Workload is a design flaw

Anyone who talks about workload in organizations usually gets the same reflexes back. Capacity needs to be added. Better planning is needed. Smarter collaboration is needed. Or a welfare program, task force or additional consultation structure is put in place to relieve the pressure.

Understandable. But mostly wrong.

Structurally high workloads are rarely primarily a personnel problem. It is much more often the visible symptom of a system that is poorly designed. The problem is not the employee, but the way work, priorities, decision-making and improvement are organized.

That sounds more uncomfortable than calling for people to become more resilient. But it is more honest. And more strategically relevant.

Busyness is not yet performance
Many organizations are not overloaded because people are doing too little. They are overloaded because the system wants too much at once. New priorities are added, old ones rarely stopped. Projects run alongside the line, improvement programs on top of operations and reporting on top of real work. Busyness is then mistaken for commitment. A full agenda feels like progress. Until the stretch is gone.

The real problem is that organizations often confuse workload with ambition. As if high pressure is the inevitable price tag of growth, change or transformation. But that’s a fallacy. Ambition without system capacity leads not to acceleration, but to attrition. First in execution, then in quality, eventually in motivation.

How organizations organize their own workload
If you look closely, you will see that workload is usually designed in three places.

The first is stacking. When everything is important, nothing really becomes a priority. Teams are constantly switching between files, departments and urgent requests. This not only increases the workload, but also the mental strain. Every switch takes energy, concentration and time. The result: longer processing times, more errors and a sense of permanent backlog. Not because people are lazy, but because the system forces them to work piecemeal.

The second is slow and diffuse decision-making. In many organizations it is not sufficiently clear who decides what, within what frameworks and based on what criteria. This creates queues. Decisions are pushed through, wrapped up in coordination or parked in new consultations. What was meant to be due diligence ends in administrative friction. Work waits. Pressure mounts. And those who see the agendas filling up quickly think that solutions are being worked hard on, when in fact the real cause is that no one dares to choose.

The third is perhaps the most underrated: improvement is organized as extra work. Many change programs are still placed on top of daily operations. Employees have to do their normal work as well as participate in sessions, implementations, pilots and progress meetings. In this way, change does not become a relief, but an extra burden.
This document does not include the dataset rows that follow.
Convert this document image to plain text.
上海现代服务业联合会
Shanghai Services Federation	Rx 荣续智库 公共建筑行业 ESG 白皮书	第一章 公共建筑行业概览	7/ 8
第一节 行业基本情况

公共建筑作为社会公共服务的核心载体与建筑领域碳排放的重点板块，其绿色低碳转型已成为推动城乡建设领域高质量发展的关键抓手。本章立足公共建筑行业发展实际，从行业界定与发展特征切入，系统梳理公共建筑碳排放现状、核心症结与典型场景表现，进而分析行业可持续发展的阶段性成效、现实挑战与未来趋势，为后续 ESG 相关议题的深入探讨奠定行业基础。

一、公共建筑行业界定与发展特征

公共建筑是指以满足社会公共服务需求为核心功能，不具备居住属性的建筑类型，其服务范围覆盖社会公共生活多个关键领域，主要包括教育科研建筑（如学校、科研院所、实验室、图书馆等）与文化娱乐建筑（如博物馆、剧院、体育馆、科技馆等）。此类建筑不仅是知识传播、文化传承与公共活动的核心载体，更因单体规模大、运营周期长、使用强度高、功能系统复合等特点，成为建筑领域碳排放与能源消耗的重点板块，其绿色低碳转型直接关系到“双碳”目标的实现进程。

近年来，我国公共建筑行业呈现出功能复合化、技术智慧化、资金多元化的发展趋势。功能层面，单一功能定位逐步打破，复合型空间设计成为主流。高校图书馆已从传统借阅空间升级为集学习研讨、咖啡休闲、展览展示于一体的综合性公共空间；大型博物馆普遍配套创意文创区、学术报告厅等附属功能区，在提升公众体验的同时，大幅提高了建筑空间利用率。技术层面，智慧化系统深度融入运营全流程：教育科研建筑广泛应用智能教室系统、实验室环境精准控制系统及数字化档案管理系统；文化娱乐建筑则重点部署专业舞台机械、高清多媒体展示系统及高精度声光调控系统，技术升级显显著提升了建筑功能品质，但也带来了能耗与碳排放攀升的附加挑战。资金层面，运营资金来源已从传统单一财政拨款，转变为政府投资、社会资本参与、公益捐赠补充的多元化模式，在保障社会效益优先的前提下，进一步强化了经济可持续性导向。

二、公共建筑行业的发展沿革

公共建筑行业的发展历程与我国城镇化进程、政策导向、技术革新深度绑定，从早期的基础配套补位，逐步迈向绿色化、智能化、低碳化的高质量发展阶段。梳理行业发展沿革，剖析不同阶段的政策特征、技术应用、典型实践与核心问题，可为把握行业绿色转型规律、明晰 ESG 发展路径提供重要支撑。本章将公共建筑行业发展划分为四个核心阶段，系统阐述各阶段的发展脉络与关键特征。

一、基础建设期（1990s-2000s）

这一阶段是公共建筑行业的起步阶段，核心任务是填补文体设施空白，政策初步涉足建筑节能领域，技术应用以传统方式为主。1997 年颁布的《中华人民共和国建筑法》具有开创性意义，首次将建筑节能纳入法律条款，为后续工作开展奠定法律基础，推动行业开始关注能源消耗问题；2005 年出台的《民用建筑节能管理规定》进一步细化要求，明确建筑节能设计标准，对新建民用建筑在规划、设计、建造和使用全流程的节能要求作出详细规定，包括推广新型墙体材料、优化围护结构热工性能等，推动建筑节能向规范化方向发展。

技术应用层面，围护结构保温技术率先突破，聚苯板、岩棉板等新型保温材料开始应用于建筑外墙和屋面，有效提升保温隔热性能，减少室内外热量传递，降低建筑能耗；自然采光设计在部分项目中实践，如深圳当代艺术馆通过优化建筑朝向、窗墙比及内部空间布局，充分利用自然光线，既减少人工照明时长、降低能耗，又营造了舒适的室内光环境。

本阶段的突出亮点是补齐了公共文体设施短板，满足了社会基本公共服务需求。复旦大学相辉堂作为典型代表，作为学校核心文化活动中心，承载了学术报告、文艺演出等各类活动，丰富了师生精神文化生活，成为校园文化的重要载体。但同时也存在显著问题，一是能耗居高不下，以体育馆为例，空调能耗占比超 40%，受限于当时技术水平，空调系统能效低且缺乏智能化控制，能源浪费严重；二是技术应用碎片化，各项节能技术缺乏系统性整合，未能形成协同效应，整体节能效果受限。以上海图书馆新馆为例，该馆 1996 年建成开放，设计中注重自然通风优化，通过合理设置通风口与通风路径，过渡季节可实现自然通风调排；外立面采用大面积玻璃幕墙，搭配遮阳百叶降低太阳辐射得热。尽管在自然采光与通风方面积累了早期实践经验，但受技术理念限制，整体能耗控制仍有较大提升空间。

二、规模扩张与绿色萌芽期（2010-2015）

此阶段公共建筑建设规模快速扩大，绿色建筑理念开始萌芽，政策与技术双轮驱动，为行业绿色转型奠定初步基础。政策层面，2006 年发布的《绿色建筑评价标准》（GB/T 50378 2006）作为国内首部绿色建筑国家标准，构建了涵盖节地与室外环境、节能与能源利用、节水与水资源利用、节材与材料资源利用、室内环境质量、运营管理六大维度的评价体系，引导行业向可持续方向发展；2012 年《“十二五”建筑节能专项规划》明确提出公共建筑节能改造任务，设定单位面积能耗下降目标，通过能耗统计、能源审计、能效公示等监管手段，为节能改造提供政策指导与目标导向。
As if an organization wants to climb out of a hole by throwing another scoop of work on top of it.

This is why it is so misleading to discuss workload only in terms of capacity. Of course there are situations where extra people are needed. But structurally high work pressure usually indicates something else: too much managerial friction, too little focus in choices and too little design quality in the work itself.

The leadership question behind overload
The real leadership question, then, is not: how do we get the pressure manageable? The real question is: what part of this pressure have we organized ourselves?

That requires different leadership. Less firefighting, more systems thinking. Less stacking, more scrapping. Less tuning, more deciding. Less controlling, more clear frameworks.

Leaders who really want to reduce workloads do not start with a welfare campaign, but with design choices. Which initiatives do we stop? Which meetings don’t add value? Which escalations actually belong lower in the organization? Which reports exist primarily to manage uncertainty? Where do unclear roles make work unnecessarily burdensome? And perhaps the most painful question: where have we confused busyness with performance?

Workload does not disappear by making people run harder in a poorly designed system. Workload decreases when the organization is designed to be simpler, sharper and more predictable. When priorities really are priorities. When decisions fall rhythmically and clearly. When teams can act on their own within clear frameworks. When improvement becomes part of daily work instead of an extra program.

That’s not a soft subject. That’s hard public administration.

Because an organization with structurally high workload not only loses energy. It loses quality, speed, reliability and ultimately credibility. To customers, to employees and to itself.

Workload is therefore not an HR issue at the periphery of strategy.

Workload is a design flaw at the heart of the organization.

And so a board question.

Reflection question: where in your organization is workload still being fought with extra effort, when work redesign is the real solution?